The buckets of the hash table are then viewed as the leaves of a hash tree. A hash tree is a simple data structure in which data is found in the leaves, and every internal node of the tree contains the hash of the concatenation of all of its sons. This means that two sets of messages are identical if and only if the hashes stored in the roots of the correponding trees are identical. This property is still valid for any subtree, making it extremely fast to identify which messages differ in two different memories. Here is a picture illustrating our structure:

Storage of the messages inside WaDeD

The algorithm

Say two devices meet. We want to design a procedure which, at the end, leave the two devices with the same messages in memory, while making them communicate as few as possible, and we can use the augmented hash trees that we have implemented.

In the following description, we need a bit of terminology. The nodes of the tree are divided in two categories: the leaves, which have no sons, and the internal nodes, which have sons. Among those, the penultimate layer (that is, the internal nodes whose sons are leaves) will deserve special treatment. When we talk about broadcasting an internal node, we mean transmitting an information about its position in the tree, and its hash. When we talk about broadcasting a leaf, we mean transmitting an information about its position, and the IDs of all the elements in the list that corresponds to the leaf.
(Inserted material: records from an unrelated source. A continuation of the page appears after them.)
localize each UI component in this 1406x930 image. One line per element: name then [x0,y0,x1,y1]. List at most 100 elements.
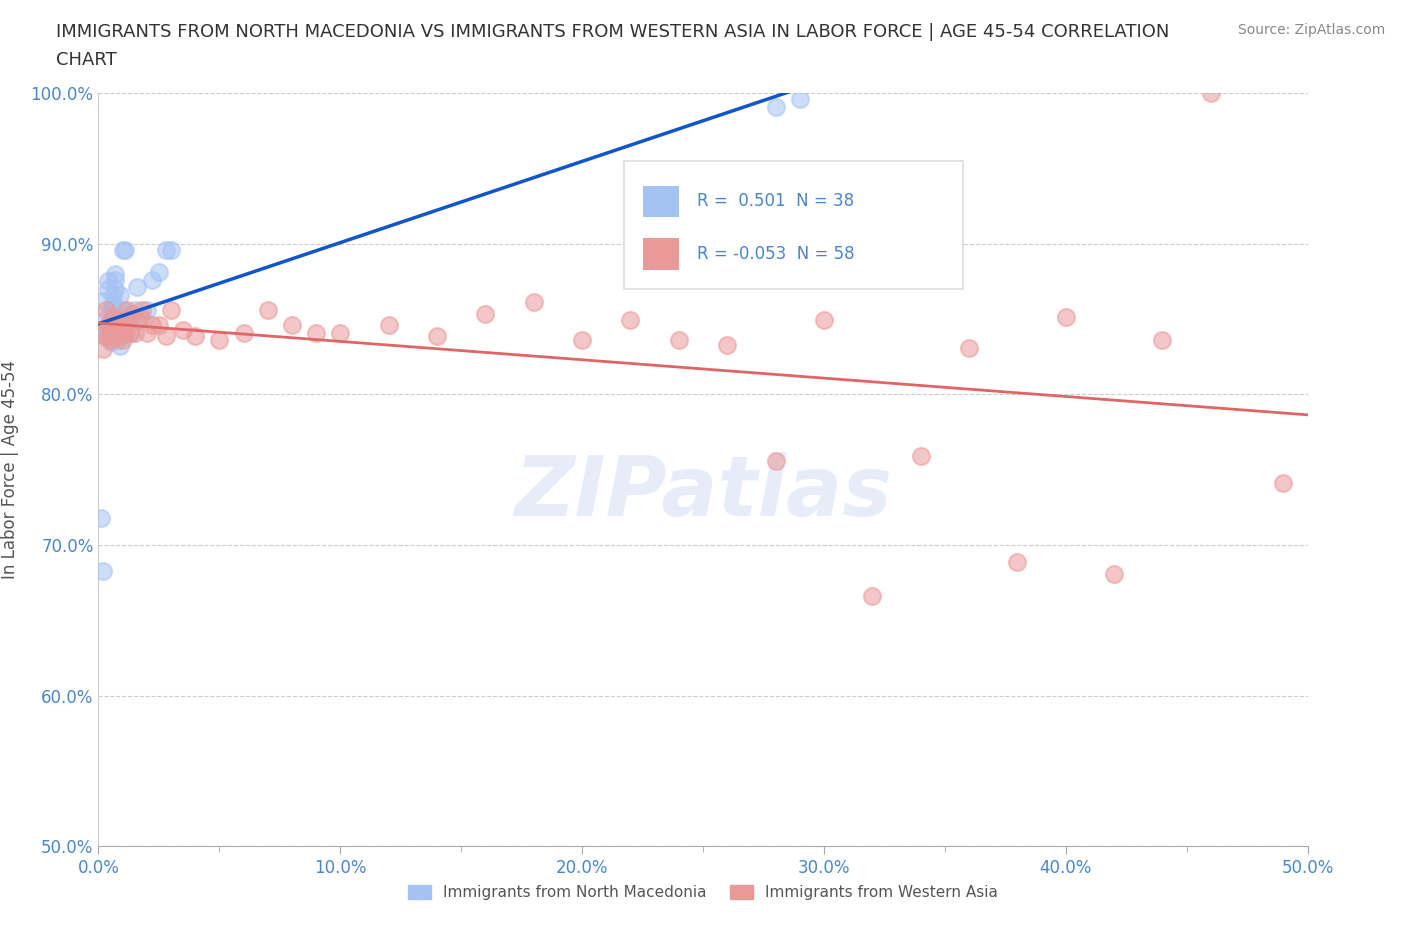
Point [114,313,136,328]
Point [111,302,134,317]
Text: R =  0.501  N = 38: R = 0.501 N = 38 [697,193,853,210]
Point [1199,86,1222,100]
Point [813,313,835,328]
Point [108,339,131,353]
Point [141,272,163,287]
Point [377,317,399,332]
Point [111,242,134,257]
Point [155,328,177,343]
Point [114,326,136,340]
Point [118,326,141,340]
Point [107,313,129,328]
Point [108,287,131,302]
Point [523,295,546,310]
Point [117,302,139,317]
Point [100,334,122,349]
Point [160,242,183,257]
Point [131,302,153,317]
Point [97,317,120,332]
Point [668,333,690,348]
Point [1102,566,1125,581]
Text: ZIPatlas: ZIPatlas [515,452,891,533]
Point [101,310,124,325]
FancyBboxPatch shape [643,186,679,218]
Point [108,328,131,343]
Point [97,274,120,289]
Point [117,310,139,325]
Point [90,326,112,341]
Point [124,326,146,340]
FancyBboxPatch shape [624,161,963,289]
Point [94,312,117,326]
Point [90,511,112,525]
Point [619,313,641,328]
Point [1152,333,1174,348]
Point [765,453,787,468]
Point [104,326,127,340]
Point [128,310,150,325]
Text: Source: ZipAtlas.com: Source: ZipAtlas.com [1237,23,1385,37]
Point [426,328,449,343]
Point [104,266,127,281]
Point [97,282,120,297]
Point [305,326,328,340]
Point [100,326,122,341]
Point [329,326,352,340]
Point [100,326,122,340]
Point [101,289,124,304]
Point [121,307,143,322]
Point [100,333,122,348]
Point [172,322,194,337]
Point [232,326,254,340]
Point [957,340,980,355]
Point [91,294,114,309]
Point [100,302,122,317]
Point [155,242,177,257]
Point [91,341,114,356]
Point [148,317,170,332]
Point [118,326,141,340]
Point [114,242,136,257]
Point [101,299,124,314]
Point [94,329,117,344]
Point [148,265,170,280]
Point [101,297,124,312]
Point [135,302,157,317]
Point [474,307,496,322]
Point [97,329,120,344]
Point [108,317,131,332]
Point [111,322,134,337]
Point [127,280,149,295]
Point [160,302,183,317]
Point [107,333,129,348]
Point [571,333,593,348]
Y-axis label: In Labor Force | Age 45-54: In Labor Force | Age 45-54 [1,360,20,579]
Point [1272,476,1295,491]
Point [716,338,738,352]
Point [104,282,127,297]
Text: CHART: CHART [56,51,117,69]
Point [124,302,146,317]
Point [111,333,134,348]
Text: R = -0.053  N = 58: R = -0.053 N = 58 [697,246,855,263]
Point [1007,554,1029,569]
Point [101,317,124,332]
Point [104,272,127,287]
Point [94,302,117,317]
Text: IMMIGRANTS FROM NORTH MACEDONIA VS IMMIGRANTS FROM WESTERN ASIA IN LABOR FORCE |: IMMIGRANTS FROM NORTH MACEDONIA VS IMMIG… [56,23,1170,41]
Point [94,326,117,341]
Point [765,100,787,114]
Point [104,328,127,343]
Point [1054,310,1077,325]
Point [107,322,129,337]
Point [860,589,883,604]
Point [97,317,120,332]
FancyBboxPatch shape [643,238,679,270]
Point [91,564,114,578]
Point [131,310,153,325]
Point [127,313,149,328]
Point [107,302,129,317]
Point [100,312,122,326]
Point [141,317,163,332]
Point [789,91,811,106]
Here are the rules that drive the behaviour of a WaDeD in its communication:

  1. If nothing has happened over a certain period of time, broadcast your root.
  2. If getting a root, compare it with your own. If the hash match, do nothing, otherwise broadcast all the sons of the root.
  3. If getting a node, compare it with the corresponding nodes in your own tree. If they match, do nothing. Otherwise:
    1. If the node is not on the penultimate layer, broadcast its sons.
    2. If it is on the penultimate layer, its sons are leaves. For each son, broadcast the leaf.
  4. If getting a leaf, compare it with the matching list in your own tree. For every ID that you hold and is not in the distant list, broadcast the corresponding message. If no message was broadcasted, broadcast your own corresponding leaf.
  5. If getting a message, check whether a message with this ID already exists in memory. If it does, do nothing, otherwise insert it in memory and update the tree.
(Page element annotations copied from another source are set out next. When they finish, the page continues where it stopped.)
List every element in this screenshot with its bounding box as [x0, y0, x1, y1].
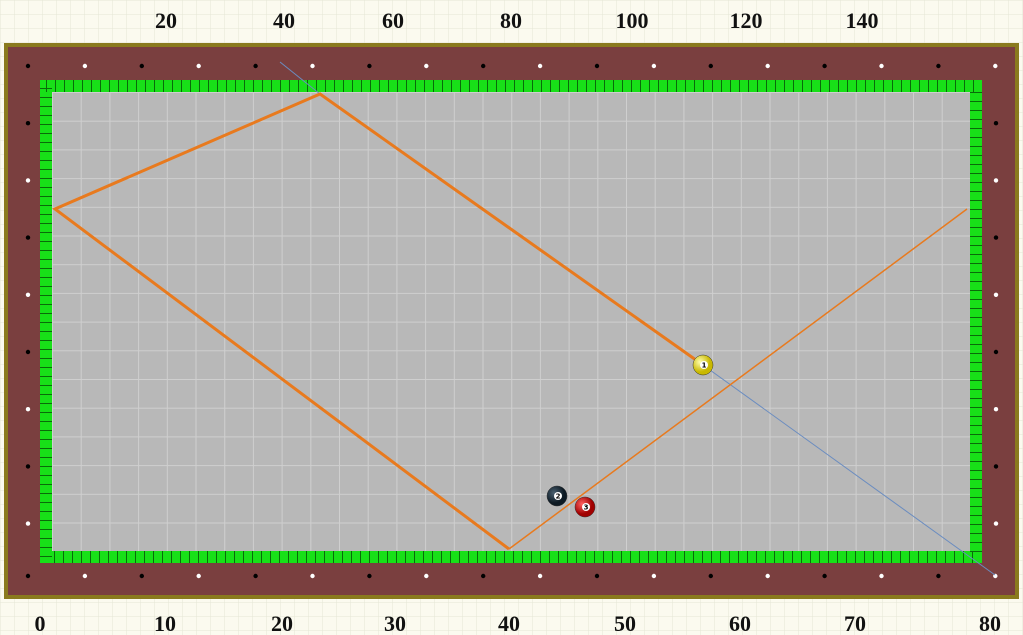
bottom-scale-label: 50: [614, 611, 636, 635]
bottom-scale-label: 60: [729, 611, 751, 635]
diamond: [765, 63, 770, 69]
diamond: [481, 63, 486, 69]
diamond: [993, 63, 998, 69]
diamonds: [25, 63, 999, 579]
diamond: [765, 573, 770, 579]
diamond: [424, 573, 429, 579]
diamond: [822, 63, 827, 69]
bottom-scale-label: 40: [498, 611, 520, 635]
diamond: [936, 573, 941, 579]
ball-path: [508, 208, 968, 550]
top-scale-label: 60: [382, 8, 404, 33]
diamond: [310, 573, 315, 579]
top-scale-label: 40: [273, 8, 295, 33]
diamond: [196, 573, 201, 579]
diamond: [993, 235, 999, 240]
aim-line: [702, 364, 996, 576]
diamond: [25, 63, 31, 69]
scale-labels: 20 40 60 80 100 120 140 0 10 20 30 40 50 60 70 80: [35, 8, 1002, 635]
diamond: [367, 63, 372, 69]
bottom-scale-label: 10: [154, 611, 176, 635]
diamond: [25, 407, 31, 412]
diamond: [993, 464, 999, 469]
ball-number: 3: [584, 504, 589, 512]
diamond: [594, 63, 600, 69]
top-scale-label: 20: [155, 8, 177, 33]
diamond: [708, 63, 713, 69]
diamond: [936, 63, 941, 69]
diamond: [594, 573, 600, 579]
diamond: [993, 521, 999, 526]
bottom-scale-label: 30: [384, 611, 406, 635]
cushion: [40, 80, 982, 563]
diamond: [537, 573, 543, 579]
felt-grid: [52, 92, 970, 551]
diamond: [708, 573, 713, 579]
ball-number: 2: [556, 493, 561, 501]
bottom-scale-label: 80: [979, 611, 1001, 635]
top-scale-label: 80: [500, 8, 522, 33]
ball-spot: [582, 503, 590, 511]
balls: 1 2 3: [546, 354, 714, 518]
ball-number: 1: [702, 362, 707, 370]
top-scale-label: 100: [616, 8, 649, 33]
diamond: [993, 121, 999, 126]
diamond: [993, 349, 999, 355]
diamond: [196, 63, 201, 69]
diamond: [253, 573, 258, 579]
diamond: [537, 63, 543, 69]
diamond: [993, 407, 999, 412]
diamond: [993, 178, 999, 183]
diamond: [651, 63, 657, 69]
bottom-scale-label: 20: [271, 611, 293, 635]
ball-spot: [554, 492, 562, 500]
diamond: [822, 573, 827, 579]
bottom-scale-label: 70: [844, 611, 866, 635]
diamond: [25, 292, 31, 297]
diamond: [25, 573, 31, 579]
diamond: [82, 63, 88, 69]
diamond: [25, 178, 31, 183]
diamond: [651, 573, 657, 579]
bottom-scale-label: 0: [35, 611, 46, 635]
diamond: [424, 63, 429, 69]
top-scale-label: 120: [730, 8, 763, 33]
diamond: [139, 63, 144, 69]
diamond: [879, 573, 884, 579]
diamond: [367, 573, 372, 579]
diamond: [25, 235, 31, 240]
diamond: [82, 573, 88, 579]
aim-line: [279, 61, 321, 95]
diamond: [253, 63, 258, 69]
diamond: [139, 573, 144, 579]
ball-spot: [700, 361, 708, 369]
diamond: [25, 121, 31, 126]
diamond: [993, 292, 999, 297]
top-scale-label: 140: [846, 8, 879, 33]
diamond: [25, 349, 31, 355]
diamond: [25, 464, 31, 469]
diamond: [481, 573, 486, 579]
diamond: [25, 521, 31, 526]
diamond: [310, 63, 315, 69]
ball-path: [52, 92, 704, 551]
diamond: [879, 63, 884, 69]
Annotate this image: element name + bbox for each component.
This algorithm has good properties: when two devices are in a conversation, they are strictly moving down their respective trees, so there can never be any loop in the conversation. A typical exchange will appear as this:

    WaDeD A sends a ROOT
    root: 1D5DD10E

    WaDeD B sends a ROOT
    root: B04424B1

    WaDeD A sends a NODE N0
    sons: 21E5338F 21E5338F 21E5338F 21E5338F 21E5338F 21E5338F 21E5338F 21E5338F

    WaDeD B sends a NODE N3
    sons: EEDFA82 EEDFA82 3D7B7AC4 EEDFA82 EEDFA82 EEDFA82 EEDFA82 EEDFA82

    WaDeD A sends a NODE N11
    sons: 0 0 0 0 0 0 0 0

    WaDeD B sends a LIST N144
    list size: 1
    Element 1: 1804A114

    WaDeD A sends a LIST N144
    list size: 0

    WaDeD B sends a MESSAGE
    I'm a WaDeD!

    WaDeD A sends a ROOT
    root: B04424B1

    WaDeD B sends a ROOT
    root: B04424B1

This is an actual dump of two WaDeD synchronizing. You can see that the trees have eight sons. The synchronization process is extremely fast if the trees are similar to begin with, and not remarkably longer than a list comparison if the trees are hugely different.

Welcome to the Jungle

But another strong property of this algorithm is that it is stateless: everything is broadcast to everybody, and any device arriving in the middle of a synchronization can benefit from hearing a message. Potentially this leads to conversations dividing and many, many messages being exchanged–hence the name Jungle–, but the WaDeD always act upon messages it gets in a way that leads to increasing its knowledge of the environment. After a few seconds, the jungle calms down: all devices share the same memory state.

In conclusion, we have an algorithm that is extremely efficient when synchronizing two sets that are close and still very good when the sets differ a lot. It deals well when a lot of devices are communicating at the same time, and, since a given device can enter a conversation at any point, missed packets cannot do more harm than having to start the conversation a few messages before.